Un homme d'affaires peut-il se déclarer publiquement souverainiste? Pierre Karl Péladeau a choisi de ne pas le faire durant les 13 ans où il a dirigé Québecor. Presque un an après l'annonce de son départ comme président et chef de la direction de Québecor, il est devenu candidat du Parti québécois. Discussion avec Vincent Brousseau-Pouliot.

Q Avez-vous pensé afficher vos convictions politiques auparavant? Pourquoi peu d'hommes d'affaires souverainistes affichent-ils leurs convictions politiques? 

R Comme vous l'avez mentionné, j'ai toujours été souverainiste. J'ai voté oui au référendum de 1980. Par la force des choses, j'ai été appelé à travailler et étudier à l'étranger, j'avais des responsabilités qui m'ont amené à me concentrer davantage sur la direction d'entreprises. Mon travail en Europe n'était pas de tout repos, avec des entreprises pour la presque totalité dans une situation financière précaire, de redressement. [...]

Q Mais dans les années 2000, quand vous étiez de retour au Québec comme président et chef de la direction de Québecor, avez-vous pensé à afficher publiquement vos convictions politiques?

R À mon retour en 1997, nous avons fait de très nombreuses acquisitions, la première ayant été Sun Media.
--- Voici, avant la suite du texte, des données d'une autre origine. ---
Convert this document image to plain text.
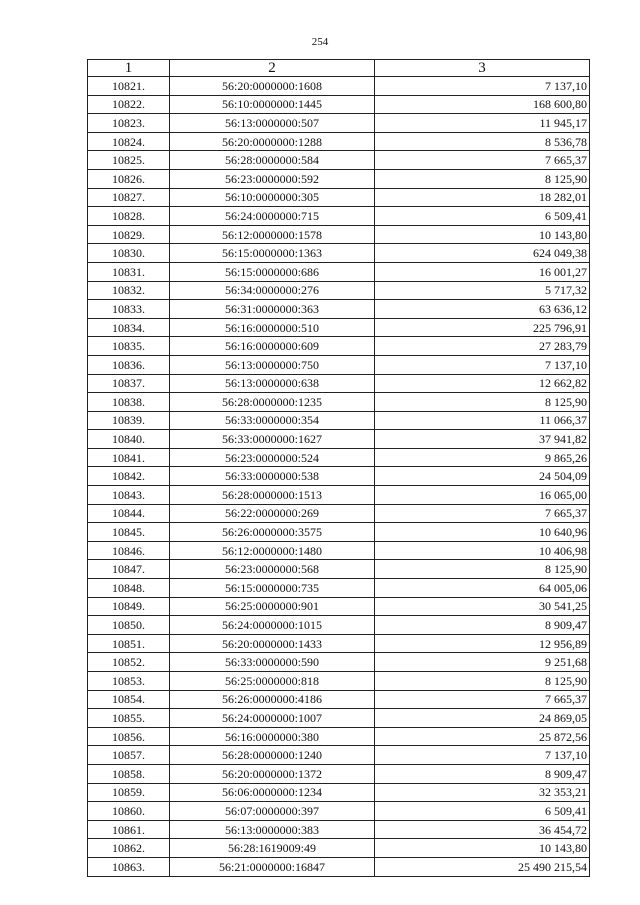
254
1	2	3
10821.	56:20:0000000:1608	7 137,10
10822.	56:10:0000000:1445	168 600,80
10823.	56:13:0000000:507	11 945,17
10824.	56:20:0000000:1288	8 536,78
10825.	56:28:0000000:584	7 665,37
10826.	56:23:0000000:592	8 125,90
10827.	56:10:0000000:305	18 282,01
10828.	56:24:0000000:715	6 509,41
10829.	56:12:0000000:1578	10 143,80
10830.	56:15:0000000:1363	624 049,38
10831.	56:15:0000000:686	16 001,27
10832.	56:34:0000000:276	5 717,32
10833.	56:31:0000000:363	63 636,12
10834.	56:16:0000000:510	225 796,91
10835.	56:16:0000000:609	27 283,79
10836.	56:13:0000000:750	7 137,10
10837.	56:13:0000000:638	12 662,82
10838.	56:28:0000000:1235	8 125,90
10839.	56:33:0000000:354	11 066,37
10840.	56:33:0000000:1627	37 941,82
10841.	56:23:0000000:524	9 865,26
10842.	56:33:0000000:538	24 504,09
10843.	56:28:0000000:1513	16 065,00
10844.	56:22:0000000:269	7 665,37
10845.	56:26:0000000:3575	10 640,96
10846.	56:12:0000000:1480	10 406,98
10847.	56:23:0000000:568	8 125,90
10848.	56:15:0000000:735	64 005,06
10849.	56:25:0000000:901	30 541,25
10850.	56:24:0000000:1015	8 909,47
10851.	56:20:0000000:1433	12 956,89
10852.	56:33:0000000:590	9 251,68
10853.	56:25:0000000:818	8 125,90
10854.	56:26:0000000:4186	7 665,37
10855.	56:24:0000000:1007	24 869,05
10856.	56:16:0000000:380	25 872,56
10857.	56:28:0000000:1240	7 137,10
10858.	56:20:0000000:1372	8 909,47
10859.	56:06:0000000:1234	32 353,21
10860.	56:07:0000000:397	6 509,41
10861.	56:13:0000000:383	36 454,72
10862.	56:28:1619009:49	10 143,80
10863.	56:21:0000000:16847	25 490 215,54
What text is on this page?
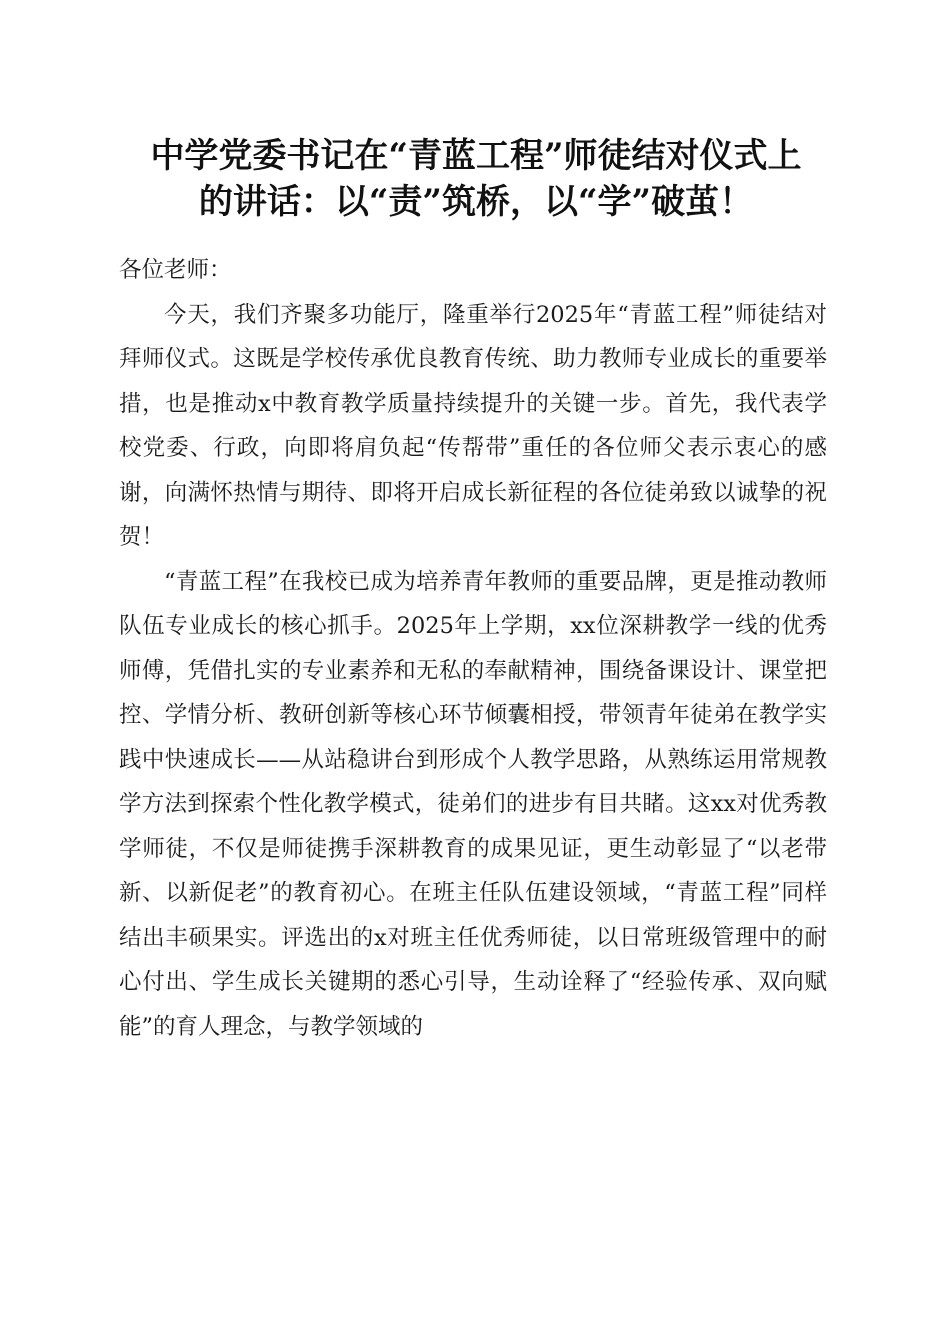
中学党委书记在“青蓝工程”师徒结对仪式上
的讲话：以“责”筑桥，以“学”破茧！

各位老师：

今天，我们齐聚多功能厅，隆重举行2025年“青蓝工程”师徒结对拜师仪式。这既是学校传承优良教育传统、助力教师专业成长的重要举措，也是推动x中教育教学质量持续提升的关键一步。首先，我代表学校党委、行政，向即将肩负起“传帮带”重任的各位师父表示衷心的感谢，向满怀热情与期待、即将开启成长新征程的各位徒弟致以诚挚的祝贺！

“青蓝工程”在我校已成为培养青年教师的重要品牌，更是推动教师队伍专业成长的核心抓手。2025年上学期，xx位深耕教学一线的优秀师傅，凭借扎实的专业素养和无私的奉献精神，围绕备课设计、课堂把控、学情分析、教研创新等核心环节倾囊相授，带领青年徒弟在教学实践中快速成长——从站稳讲台到形成个人教学思路，从熟练运用常规教学方法到探索个性化教学模式，徒弟们的进步有目共睹。这xx对优秀教学师徒，不仅是师徒携手深耕教育的成果见证，更生动彰显了“以老带新、以新促老”的教育初心。在班主任队伍建设领域，“青蓝工程”同样结出丰硕果实。评选出的x对班主任优秀师徒，以日常班级管理中的耐心付出、学生成长关键期的悉心引导，生动诠释了“经验传承、双向赋能”的育人理念，与教学领域的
Il y a d'autres transactions comme Donahue, Imprimerie Quebecor qui est devenu Quebecor World et la très grosse acquisition de Vidéotron. [...]

Q J'ai peut-être mal posé ma question. Pensez-vous que c'est le rôle d'un PDG d'afficher ses convictions politiques publiquement?
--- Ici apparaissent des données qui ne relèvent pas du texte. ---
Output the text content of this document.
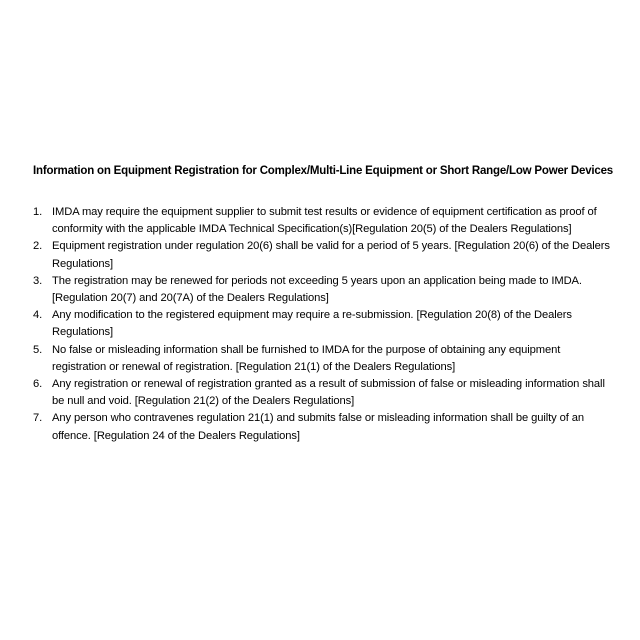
Information on Equipment Registration for Complex/Multi-Line Equipment or Short Range/Low Power Devices
1. IMDA may require the equipment supplier to submit test results or evidence of equipment certification as proof of conformity with the applicable IMDA Technical Specification(s)[Regulation 20(5) of the Dealers Regulations]
2. Equipment registration under regulation 20(6) shall be valid for a period of 5 years. [Regulation 20(6) of the Dealers Regulations]
3. The registration may be renewed for periods not exceeding 5 years upon an application being made to IMDA. [Regulation 20(7) and 20(7A) of the Dealers Regulations]
4. Any modification to the registered equipment may require a re-submission. [Regulation 20(8) of the Dealers Regulations]
5. No false or misleading information shall be furnished to IMDA for the purpose of obtaining any equipment registration or renewal of registration. [Regulation 21(1) of the Dealers Regulations]
6. Any registration or renewal of registration granted as a result of submission of false or misleading information shall be null and void. [Regulation 21(2) of the Dealers Regulations]
7. Any person who contravenes regulation 21(1) and submits false or misleading information shall be guilty of an offence. [Regulation 24 of the Dealers Regulations]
R Ce n'est pas à un PDG de faire état de ses opinions politiques. Comme tout citoyen, il exerce son droit de vote. Mais comme PDG, il s'assure de la bonne marche de ses entreprises. Si certains souhaitent afficher leurs couleurs politiques, ils ont la liberté de le faire. S'ils préfèrent ne pas le faire pour d'autres raisons, cette décision leur appartient.

Photo Robert Skinner, archives La Presse

Pierre Karl Péladeau

Indépendance et affaires

L'entrée en scène de Pierre Karl Péladeau a relancé le débat sur l'indépendance du Québec. Ce n'est pas la première fois qu'un homme d'affaires intervient dans un débat sur la sécession d'une région. Mais habituellement, il s'agit de plaidoyers pour l'unité des pays concernés. Voici une liste d'interventions du même genre au Québec, en Écosse et en Catalogne.

QUÉBEC (1995)

«Il ne faut pas gagner, le 30 octobre, il faut écraser.»
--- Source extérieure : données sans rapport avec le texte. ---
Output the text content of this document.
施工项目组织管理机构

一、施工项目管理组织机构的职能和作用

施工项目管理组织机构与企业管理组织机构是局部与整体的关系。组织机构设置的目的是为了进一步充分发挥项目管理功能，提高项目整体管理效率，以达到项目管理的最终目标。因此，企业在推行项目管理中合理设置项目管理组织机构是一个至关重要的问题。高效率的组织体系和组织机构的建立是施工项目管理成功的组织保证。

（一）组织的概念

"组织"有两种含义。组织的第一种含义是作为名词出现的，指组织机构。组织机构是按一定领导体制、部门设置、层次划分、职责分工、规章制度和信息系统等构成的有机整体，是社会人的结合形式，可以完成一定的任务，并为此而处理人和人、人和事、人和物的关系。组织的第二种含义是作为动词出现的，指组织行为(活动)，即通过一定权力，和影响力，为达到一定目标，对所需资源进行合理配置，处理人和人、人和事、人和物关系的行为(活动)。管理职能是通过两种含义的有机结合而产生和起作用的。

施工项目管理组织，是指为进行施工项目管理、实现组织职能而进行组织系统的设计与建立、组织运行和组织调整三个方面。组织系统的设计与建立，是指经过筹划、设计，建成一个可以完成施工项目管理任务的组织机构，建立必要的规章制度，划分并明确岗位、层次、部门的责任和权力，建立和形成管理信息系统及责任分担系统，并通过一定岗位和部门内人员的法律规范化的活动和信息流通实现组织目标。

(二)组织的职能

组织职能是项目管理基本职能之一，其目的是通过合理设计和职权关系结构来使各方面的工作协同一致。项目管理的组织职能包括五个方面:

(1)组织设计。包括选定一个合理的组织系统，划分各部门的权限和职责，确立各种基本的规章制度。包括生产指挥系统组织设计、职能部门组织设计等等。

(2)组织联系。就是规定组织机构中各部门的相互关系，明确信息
- Claude Garcia, président des opérations canadiennes de la Standard Life, mars 1995 (en faveur du non)

En 1995, Laurent Beaudoin, alors PDG de Bombardier, envoie une lettre à ses employés leur demandant de voter non au référendum.

CATALOGNE (2014)

«Il n'y a pas de place pour des velléités séparatistes dans la Constitution adoptée par tout le peuple espagnol après la Transition démocratique de 1978. [...] En temps de crise, les entrepreneurs ont besoin de débats politiques qui n'ajoutent pas d'autres entraves aux projets des entreprises.»

- Joaquim Gay de Montellà, groupe patronal Promotion du travail (Espagne), février 2014

«Nous voulons la tranquillité et la stabilité politique. [...] L'indépendance de la Catalogne sera un désastre pour l'Espagne.»

- Juan Rosell Lastortras, Confédération des organisations des entreprises espagnoles, février 2014

ÉCOSSE (2014)

«Nous sommes habitués à travailler dans des environnements politiques et économiques incertains mais si l'on a le choix, nous voulons savoir de la manière la plus précise possible à quoi ressembleront les conditions d'investissement dans 10 ou 20 ans. [...] Nous voudrions voir l'Écosse rester au sein du Royaume-Uni. Shell est engagé de longue date en mer du Nord, et donc en Écosse, et nous continuons à y investir plus de 1 milliard de livres.»

- Ben van Beurden, PDG de Shell, février 2014

«Nous avons beaucoup de gens en Écosse, nous avons beaucoup d'investissements en Écosse. [...] Il y a beaucoup de débats sur ce qui arriverait à la monnaie et évidemment s'il y aurait des liens ou non avec l'Europe. [...] Ce sont de grandes incertitudes pour nous. Pour le moment, nous continuons à investir au même rythme parce que ces projets sont en cours. Mais il demeure un point d'interrogation. Je pense que toutes les compagnies sont inquiètes. Mon point de vue personnel est que la Grande-Bretagne est forte et devrait rester unie.»